Bereits vor zwei Jahren besuchte Finanzminister Thomas Schäfer das Wiesbadener „Kino für Flüchtlingskinder“ und unterstütze die Initiative, die es seit dem Herbst 2015 gibt, finanziell.

„Kein Leben verläuft ohne Probleme und Ängste und es ist wichtig und notwendig, sich diesen Faktoren offensiv zu stellen. Aber seien wir mal ehrlich: Es ist auch schön, einmal abzuschalten und die Seele baumeln zu lassen. Wie muss es da erst Kindern gehen, die vor Krieg und Gewalt geflohen sind? Auch dank Ihres Angebotes können die Kleinen zumindest für eine Weile schlimme Erlebnisse vergessen. Und durch die kindgerechte Auswahl des Films, wird zugleich die spielerische Sprach- und Kulturvermittlung gefördert“, sagte Dr. Martin Worms bei der Überreichung des Förderbescheids an Ernst Szebedits, den Vorstand der Friedrich-Wilhelm-Murnau-Stiftung, die eine der fünf beteiligten Organisationen ist. Beim heutigen Auftakt konnten die Kinder „Sing“, einen mit vielen Musik-Hits gespickten Animationsfilm, anschauen. Noch sieben weitere Veranstaltungen sollen in diesem Jahr im Murnau Filmtheater folgen.

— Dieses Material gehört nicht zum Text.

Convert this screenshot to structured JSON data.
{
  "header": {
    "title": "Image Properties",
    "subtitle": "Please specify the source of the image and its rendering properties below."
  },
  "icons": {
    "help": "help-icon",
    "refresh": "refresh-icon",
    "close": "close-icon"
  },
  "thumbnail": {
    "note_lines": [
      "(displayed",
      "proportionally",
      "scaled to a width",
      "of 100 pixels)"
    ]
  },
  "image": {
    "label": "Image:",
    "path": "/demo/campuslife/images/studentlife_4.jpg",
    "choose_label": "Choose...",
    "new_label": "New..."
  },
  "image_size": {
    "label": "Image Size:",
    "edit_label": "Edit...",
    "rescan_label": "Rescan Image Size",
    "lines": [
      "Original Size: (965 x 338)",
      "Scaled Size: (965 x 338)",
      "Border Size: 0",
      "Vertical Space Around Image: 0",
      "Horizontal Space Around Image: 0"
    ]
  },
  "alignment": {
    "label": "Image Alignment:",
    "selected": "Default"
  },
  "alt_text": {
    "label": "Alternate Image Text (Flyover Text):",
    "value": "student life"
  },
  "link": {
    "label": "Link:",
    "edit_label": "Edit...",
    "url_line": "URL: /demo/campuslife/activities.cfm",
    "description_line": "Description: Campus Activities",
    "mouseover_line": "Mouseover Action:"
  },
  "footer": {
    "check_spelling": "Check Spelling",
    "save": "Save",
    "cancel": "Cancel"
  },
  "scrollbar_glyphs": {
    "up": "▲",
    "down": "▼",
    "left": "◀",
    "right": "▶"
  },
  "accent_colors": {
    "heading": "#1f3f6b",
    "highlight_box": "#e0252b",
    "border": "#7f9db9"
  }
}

„Kino spricht eine universelle Sprache und eignet sich daher ganz wunderbar für Integration. Die vielen glücklichen Gesichter, die wir in den letzten zwei Jahren nach den Vorführungen gesehen haben, bestätigen das. Deshalb sind wir sehr froh, dass wir mit der Unterstützung durch das Hessische Ministerium der Finanzen diese Veranstaltungsreihe auch in 2018 fortsetzen können“, erklärte Anna Schoeppe, Direktorin des Kuratoriums junger deutscher Film, im Namen der in Wiesbaden ansässigen Filminstitutionen Spitzenorganisation der Filmwirtschaft (SPIO), Friedrich-Wilhelm-Murnau-Stiftung, Deutsche Film- und Medienbewertung (FBW), und der Freiwilligen Selbstkontrolle der Filmwirtschaft (FSK), die diese Aktion gemeinsam ins Leben gerufen haben.

Das „Kino für Flüchtlingskinder“ – so funktioniert es
Die Planungen zu den einzelnen Veranstaltungen werden durch den Sozialdienst Asyl der Stadt Wiesbaden ermöglicht, der die Informationen und Flyer zu den Filmvorführungen in den Flüchtlingsunterkünften an die Kinder, Familien und Erzieher weitergibt. Die Kindergruppen werden durch Erzieher und Sozialarbeiter aus den Unterkünften in Wiesbaden zu den Veranstaltungen begleitet. Die Rückmeldungen seitens der Kinder und Betreuer zu den bisherigen Filmvorführungen waren durchweg positiv und haben die Organisatoren deshalb bestärkt, die Veranstaltungsreihe fortzusetzen. Gezeigt werden kindgerechte Filme, die ihren Zauber auch über sprachliche Barrieren hinweg entfalten.

Unterstützt wird das Projekt auch durch die im Deutschen Filmhaus ansässigen Produktionsfirma Kelvinfilm GmbH.